Integrin α4/ITGA4/CD49d ダブルニカースプラスミド(m)は、mouse 細胞株における Itga4 座の高特異性編集のために設計された、対となる2つのプラスミドから構成される。各プラスミドは、Cas9 D10Aニカースと、Itga4内の対向するDNA鎖を標的とする異なるsgRNAを発現する。対向するDNA鎖上の隣接する部位に誘導されると、2つのニカースはオフセットした一本鎖切断を生成し、これらが組み合わさってずれた二本鎖切断を生じさせる。これにより、両方のガイドによる協調的なオンターゲット活性が必要となる。生じたDNA切断は、細胞内の内在性修復経路、特に非相同末端結合(NHEJ)によって修復され、その結果、Itga4の機能を阻害する挿入または欠失が生じる。標的座標における2つのsgRNAの結合を必要とするこの二重ニッキング法は、編集の特異性を高め、標的精度に対するさらなる制御が求められる用途において、CRISPR戦略を補完するものである。

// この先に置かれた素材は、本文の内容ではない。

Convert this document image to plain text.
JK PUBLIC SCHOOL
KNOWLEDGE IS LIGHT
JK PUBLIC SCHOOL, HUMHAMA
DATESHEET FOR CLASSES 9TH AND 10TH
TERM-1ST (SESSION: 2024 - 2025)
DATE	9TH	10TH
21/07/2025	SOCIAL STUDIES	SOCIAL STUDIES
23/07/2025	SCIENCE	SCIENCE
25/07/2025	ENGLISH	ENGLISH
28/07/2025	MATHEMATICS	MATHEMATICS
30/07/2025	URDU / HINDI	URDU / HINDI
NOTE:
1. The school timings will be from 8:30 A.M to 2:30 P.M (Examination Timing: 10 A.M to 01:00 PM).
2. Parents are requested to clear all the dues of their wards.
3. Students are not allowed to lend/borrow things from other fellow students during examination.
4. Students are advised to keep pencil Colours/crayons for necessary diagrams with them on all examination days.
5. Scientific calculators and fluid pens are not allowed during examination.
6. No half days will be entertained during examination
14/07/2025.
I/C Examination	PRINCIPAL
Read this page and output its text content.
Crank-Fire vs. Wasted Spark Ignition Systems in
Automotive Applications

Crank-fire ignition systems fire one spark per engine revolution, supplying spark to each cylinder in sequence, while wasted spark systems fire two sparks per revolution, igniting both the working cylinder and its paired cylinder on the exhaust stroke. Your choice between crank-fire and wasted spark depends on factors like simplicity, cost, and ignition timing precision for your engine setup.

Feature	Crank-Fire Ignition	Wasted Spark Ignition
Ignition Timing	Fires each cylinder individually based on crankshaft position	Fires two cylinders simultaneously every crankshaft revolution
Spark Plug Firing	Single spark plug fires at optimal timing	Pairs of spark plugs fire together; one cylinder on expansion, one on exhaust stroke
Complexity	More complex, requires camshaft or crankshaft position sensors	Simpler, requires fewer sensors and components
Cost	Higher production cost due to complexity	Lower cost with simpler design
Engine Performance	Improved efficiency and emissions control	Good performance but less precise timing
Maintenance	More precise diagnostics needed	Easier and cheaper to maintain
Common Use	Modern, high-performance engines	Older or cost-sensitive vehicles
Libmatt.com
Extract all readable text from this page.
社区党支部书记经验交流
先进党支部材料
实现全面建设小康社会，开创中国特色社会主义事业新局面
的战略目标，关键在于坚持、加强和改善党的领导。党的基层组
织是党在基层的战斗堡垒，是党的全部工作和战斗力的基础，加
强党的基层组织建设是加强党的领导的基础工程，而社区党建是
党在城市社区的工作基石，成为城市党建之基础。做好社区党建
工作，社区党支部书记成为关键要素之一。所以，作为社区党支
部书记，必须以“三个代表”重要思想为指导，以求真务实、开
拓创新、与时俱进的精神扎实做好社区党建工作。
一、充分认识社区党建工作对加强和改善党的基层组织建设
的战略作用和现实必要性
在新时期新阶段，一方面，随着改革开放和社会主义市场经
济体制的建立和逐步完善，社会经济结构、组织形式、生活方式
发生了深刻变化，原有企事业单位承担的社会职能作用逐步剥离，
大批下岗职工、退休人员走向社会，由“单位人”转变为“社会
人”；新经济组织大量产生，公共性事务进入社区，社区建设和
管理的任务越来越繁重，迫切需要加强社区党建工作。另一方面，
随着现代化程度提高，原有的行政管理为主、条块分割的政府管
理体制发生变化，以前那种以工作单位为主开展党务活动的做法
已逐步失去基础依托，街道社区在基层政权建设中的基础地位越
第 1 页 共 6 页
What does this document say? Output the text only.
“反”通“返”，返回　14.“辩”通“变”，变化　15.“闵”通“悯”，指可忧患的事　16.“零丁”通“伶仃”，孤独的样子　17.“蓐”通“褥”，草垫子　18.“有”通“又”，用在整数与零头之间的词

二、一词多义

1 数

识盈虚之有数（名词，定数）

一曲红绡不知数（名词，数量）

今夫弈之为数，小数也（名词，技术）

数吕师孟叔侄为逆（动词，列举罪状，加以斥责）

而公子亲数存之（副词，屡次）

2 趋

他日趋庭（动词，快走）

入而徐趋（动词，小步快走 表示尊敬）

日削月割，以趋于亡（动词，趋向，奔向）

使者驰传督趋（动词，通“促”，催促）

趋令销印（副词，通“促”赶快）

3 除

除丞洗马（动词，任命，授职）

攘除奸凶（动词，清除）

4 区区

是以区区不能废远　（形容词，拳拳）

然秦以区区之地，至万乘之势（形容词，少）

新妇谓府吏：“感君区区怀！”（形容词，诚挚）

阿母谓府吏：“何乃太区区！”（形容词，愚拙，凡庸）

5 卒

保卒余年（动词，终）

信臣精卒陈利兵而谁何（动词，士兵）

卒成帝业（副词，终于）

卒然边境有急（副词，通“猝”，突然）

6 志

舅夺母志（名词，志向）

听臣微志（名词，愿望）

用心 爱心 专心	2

編集された細胞を効率的に同定するために、1つのプラスミドはトランスフェクトされた細胞集団を蛍光可視化するためのGFPをコードし、もう1つのプラスミドは抗生物質選別用のプロマイシン耐性遺伝子を保有しています。これらの機能により、共トランスフェクトされた細胞集団の効率的な濃縮が可能となり、Itga4が破壊されたクローンの検証が簡素化されます。
研究用のみ。診断用または治療用ではありません。